Les jours sombres d’aujourd’hui, les périls du naufrage de la C.T.M., il s’agit de les laisser à la nouvelle cour du président, en partie sélectionnée au sein de la droite jouisseuse d’affairisme et de sinécures. A côté de celle-ci, il ne faut pas oublier l’engeance inépuisable des parasites, sans fécondation politique, qui, tels des pucerons, lui collent à la peau, ayant dit adieu à leur propre corps. Comme le président, dont ils connaissent les contours et les tours, tous les secrets, les pensées et les sentiments, puisqu’ils habitent en son esprit, ils finissent par dire “je” comme leur puissant maître, pour agir en laudateurs et en imitateurs de son art de gouverner, se sachant, dans tous les cas, intouchables dans leurs gesticulations de conseillers exécutifs. Toutes leurs actions, sur le terrain politique, économique, social, sont des images captées, ravies, de ce que le peuple martiniquais ne voit jamais, l’esprit du chef, la volonté du chef. Parc naturel régional, transport collectif, chaudière du Galion, ce sont là autant de vues, autant d’œuvres, de l’art de gouverner du chef, observées dans le miroir à mille facettes de l’esprit présidentiel, où chacun d’eux est à même de puiser des possibilités inouïes de précieuses découvertes, par introspection réflexive.
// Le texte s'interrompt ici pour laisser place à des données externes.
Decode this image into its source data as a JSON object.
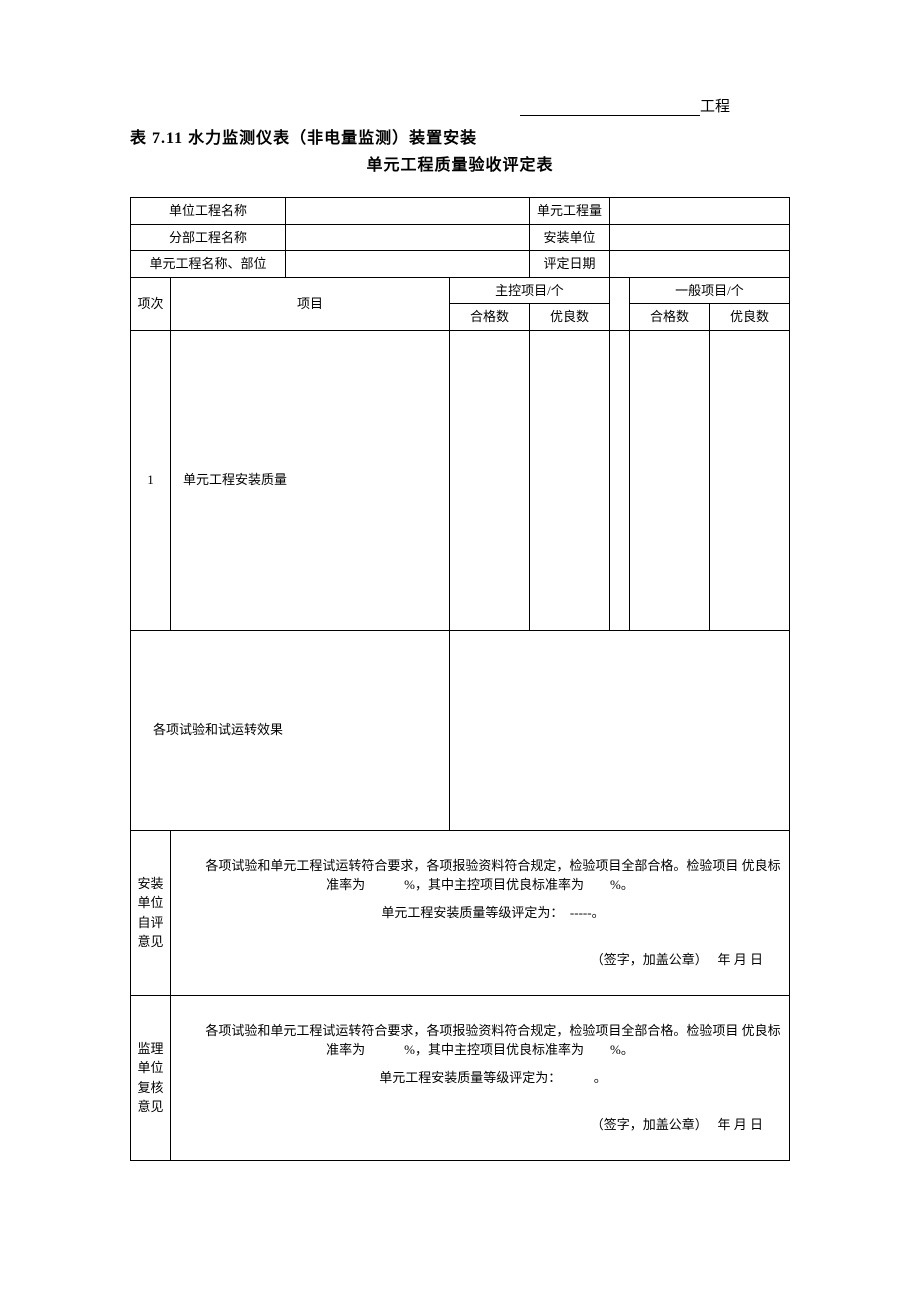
{
  "project_suffix": "工程",
  "title_prefix": "表 7.11",
  "title_line1": "水力监测仪表（非电量监测）装置安装",
  "title_line2": "单元工程质量验收评定表",
  "info": {
    "unit_project_name_label": "单位工程名称",
    "unit_project_name_value": "",
    "unit_quantity_label": "单元工程量",
    "unit_quantity_value": "",
    "division_name_label": "分部工程名称",
    "division_name_value": "",
    "install_unit_label": "安装单位",
    "install_unit_value": "",
    "unit_part_label": "单元工程名称、部位",
    "unit_part_value": "",
    "eval_date_label": "评定日期",
    "eval_date_value": ""
  },
  "headers": {
    "seq": "项次",
    "item": "项目",
    "main_items": "主控项目/个",
    "general_items": "一般项目/个",
    "qualified": "合格数",
    "excellent": "优良数"
  },
  "rows": {
    "row1_seq": "1",
    "row1_item": "单元工程安装质量",
    "row1_main_qualified": "",
    "row1_main_excellent": "",
    "row1_gen_qualified": "",
    "row1_gen_excellent": "",
    "trial_label": "各项试验和试运转效果",
    "trial_value": ""
  },
  "opinions": {
    "install_label": "安装单位自评意见",
    "install_p1": "各项试验和单元工程试运转符合要求，各项报验资料符合规定，检验项目全部合格。检验项目 优良标准率为　　　%，其中主控项目优良标准率为　　%。",
    "install_p2": "单元工程安装质量等级评定为：　-----。",
    "install_sig": "（签字，加盖公章）　 年  月  日",
    "supervise_label": "监理单位复核意见",
    "supervise_p1": "各项试验和单元工程试运转符合要求，各项报验资料符合规定，检验项目全部合格。检验项目 优良标准率为　　　%，其中主控项目优良标准率为　　%。",
    "supervise_p2": "单元工程安装质量等级评定为：　　　。",
    "supervise_sig": "（签字，加盖公章）　 年  月  日"
  }
}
Le respect, étant aussi une vertu esthétique, comment voulez-vous que le chef les désapprouve, puisque tout vient de sa référence personnelle des significations intelligibles ? N’est-ce pas doux, pour chacun d’eux, de s’y noyer, de s’y perdre même, pour reposer et vivre, aussi tranquille qu’un os dans son organe. L’essentiel est qu’il y ait signe et connivence, dans cette sorte de gouvernance du peuple martiniquais, où tout acte, même l’abus d’autorité, garde la sensation obscure d’une sublimité, d’un haut fait.

Parfois même, les Conseillers sont heureux de trouver, reflétés dans l’esprit présidentiel, leurs propres sentiments d’agir, et même leurs habitudes mentales. C’est pourquoi, de plus en plus, ils doivent rester ouverts à ce que communique le président, dans les ressources d’une excentricité calculée, abolissant en eux toute réflexion personnelle, cherchant toujours à se mélanger avec le moi présidentiel, en une vision, en une révélation. Il s’agit là d’une sorte de luxure idéologique, poussant à agir comme une soupape de sûreté, et visant à protéger le conseiller de toute déviation.

L’intériorisation permanente de la pensée présidentielle ramène tous projets, et toutes réalités, vers les sources intérieures, d’où elles émanent, pour jouer en quelque sorte toute la musique, rien que la musique, du chef d’orchestre de Plateau Roy. D’où cette gouvernance sans paroles, qui se déroule à l’intérieur de la Caverne, tandis que le peuple martiniquais rêve de travail pour les jeunes, de progrès économique, et de prospérité sociale.